Shortcuts

minedojo.data package

minedojo.data module

class minedojo.data.youtube_dataset.YouTubeDataset(*, download=True, download_dir=None, full=True)[source]

Bases: object

Class for MineDojo YouTube Database API. We follow PyTorch Dataset format but without actually inheriting from PyTorch dataset to keep the framework general.

Parameters
  • download (bool) – If set to True and there is no existing cache directory, the data will be downloaded automatically.

  • download_dir (None | str) – Directory path where the downloaded data will be saved. Default: ~/.minedojo/.

  • full (bool) – If True, the full version of the YouTube database will be downlaoded. If False, only the tutorial version of the YouTube database will be downloaded. Default: True.

Examples

>>> from minedojo.data import YouTubeDataset
>>> youtube_dataset = YouTubeDataset()
>>> print(youtube_dataset[0].keys())
dict_keys(['id', 'title', 'link', 'view_count', 'like_count', 'duration', 'fps'])
class minedojo.data.wiki_dataset.WikiDataset(*, download=True, download_dir=None, full=True)[source]

Bases: object

Class for MineDojo Wiki Database API. We follow PyTorch Dataset format but without actually inheriting from PyTorch dataset to keep the framework general.

Parameters
  • download (bool) – If True and there is no existing cache directory, the data will be downloaded automatically.

  • download_dir (None | str) – Directory path where the downloaded data will be saved. Default: ~/.minedojo/.

  • full (bool) – If True, the full version of the Wiki database will be downlaoded. If False, only a sample version of the Wiki database will be downloaded. Default: True.

Examples

>>> from minedojo.data import WikiDataset
>>> wiki_dataset = WikiDataset()
>>> print(wiki_dataset[0].keys())
dict_keys(['metadata', 'tables', 'images', 'sprites', 'texts', 'screenshot'])
exception minedojo.data.reddit_dataset.RedditAPIKeyNotSpecifiedError[source]

Bases: Exception

class minedojo.data.reddit_dataset.RedditDataset(*, download=True, download_dir=None, client_id=None, client_secret=None, user_agent=None, max_comments=100)[source]

Bases: object

Class for MineDojo Reddit Database API. We follow PyTorch Dataset format but without actually inheriting from PyTorch dataset to keep the framework general. See https://praw.readthedocs.io/en/stable/getting_started/quick_start.html for setting up client_id, cliend_secret and user_agent.

Parameters
  • download (bool) – If True and there is no existing cache directory, the data will be downloaded automatically.

  • download_dir (None | str) – Directory path where the downloaded data will be saved. Default: ~/.minedojo/.

  • client_id (str) – The client ID to access Reddit’s API as a script application.

  • client_secret (str) – The client secret to access Reddit’s API as a script application.

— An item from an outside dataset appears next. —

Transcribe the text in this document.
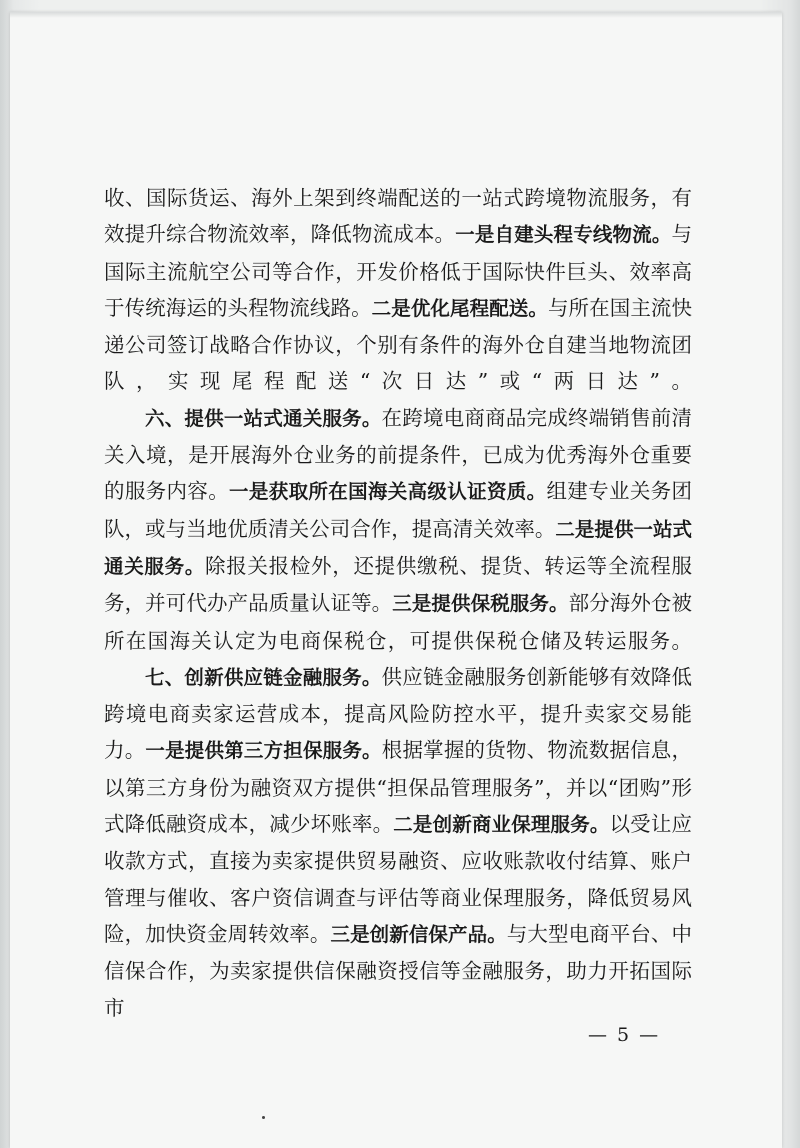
收、国际货运、海外上架到终端配送的一站式跨境物流服务，有效提升综合物流效率，降低物流成本。一是自建头程专线物流。与国际主流航空公司等合作，开发价格低于国际快件巨头、效率高于传统海运的头程物流线路。二是优化尾程配送。与所在国主流快递公司签订战略合作协议，个别有条件的海外仓自建当地物流团队，实现尾程配送“次日达”或“两日达”。

六、提供一站式通关服务。在跨境电商商品完成终端销售前清关入境，是开展海外仓业务的前提条件，已成为优秀海外仓重要的服务内容。一是获取所在国海关高级认证资质。组建专业关务团队，或与当地优质清关公司合作，提高清关效率。二是提供一站式通关服务。除报关报检外，还提供缴税、提货、转运等全流程服务，并可代办产品质量认证等。三是提供保税服务。部分海外仓被所在国海关认定为电商保税仓，可提供保税仓储及转运服务。

七、创新供应链金融服务。供应链金融服务创新能够有效降低跨境电商卖家运营成本，提高风险防控水平，提升卖家交易能力。一是提供第三方担保服务。根据掌握的货物、物流数据信息，以第三方身份为融资双方提供“担保品管理服务”，并以“团购”形式降低融资成本，减少坏账率。二是创新商业保理服务。以受让应收款方式，直接为卖家提供贸易融资、应收账款收付结算、账户管理与催收、客户资信调查与评估等商业保理服务，降低贸易风险，加快资金周转效率。三是创新信保产品。与大型电商平台、中信保合作，为卖家提供信保融资授信等金融服务，助力开拓国际市

— 5 —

  • user_agent (str) – A unique identifier that helps Reddit determine the source of network requests.

  • max_comments (int) – Maximum number of comments to load.

Examples

>>> from minedojo.data import RedditDataset
>>> reddit_dataset = RedditDataset(client_id={your_client_id}, client_secret={your_client_secret}, user_agent={your_user_agent})
>>> print(reddit_dataset[0].keys())
dict_keys(['id', 'title', 'link', 'score', 'num_comments', 'created_utc', 'type', 'content', 'comments'])
get_comments(post)[source]
Return type

list[dict]

get_metadata(post_id, post_type)[source]

Get post metadata using PRAW.

Parameters
  • post_id (str) – The unique, base36 ID of a Reddit post.

  • post_type (str) – The type of the post, either “image”, “text”, “video” or “link”.

Return type

dict

Returns

A dictionary containing the metadata of the post.

  • id(str) - The unique, base36 Reddit post ID.

  • title(str) - The title of the Reddit post.

  • link(str) - The url of the Reddit post.

  • score(int) - The score of the Reddit post.

  • num_comments(int) - The number of comments under the Reddit post. Does not account for deleted comments.

  • created_utc(int) - The date and time the Reddit post was created, in UTC format.

  • type(str) - The type of the post, either “image”, “text”, “video” or “link”.

  • content(str) - If text type post, text in post body. Otherwise, the media source url or website link.

  • comments(list[dict])

    • id(str) - The unique base36 comment ID.

    • parent_id(str) - The ID of the comment’s parent in the nested comment tree.

    • content(str) - The text in comment body.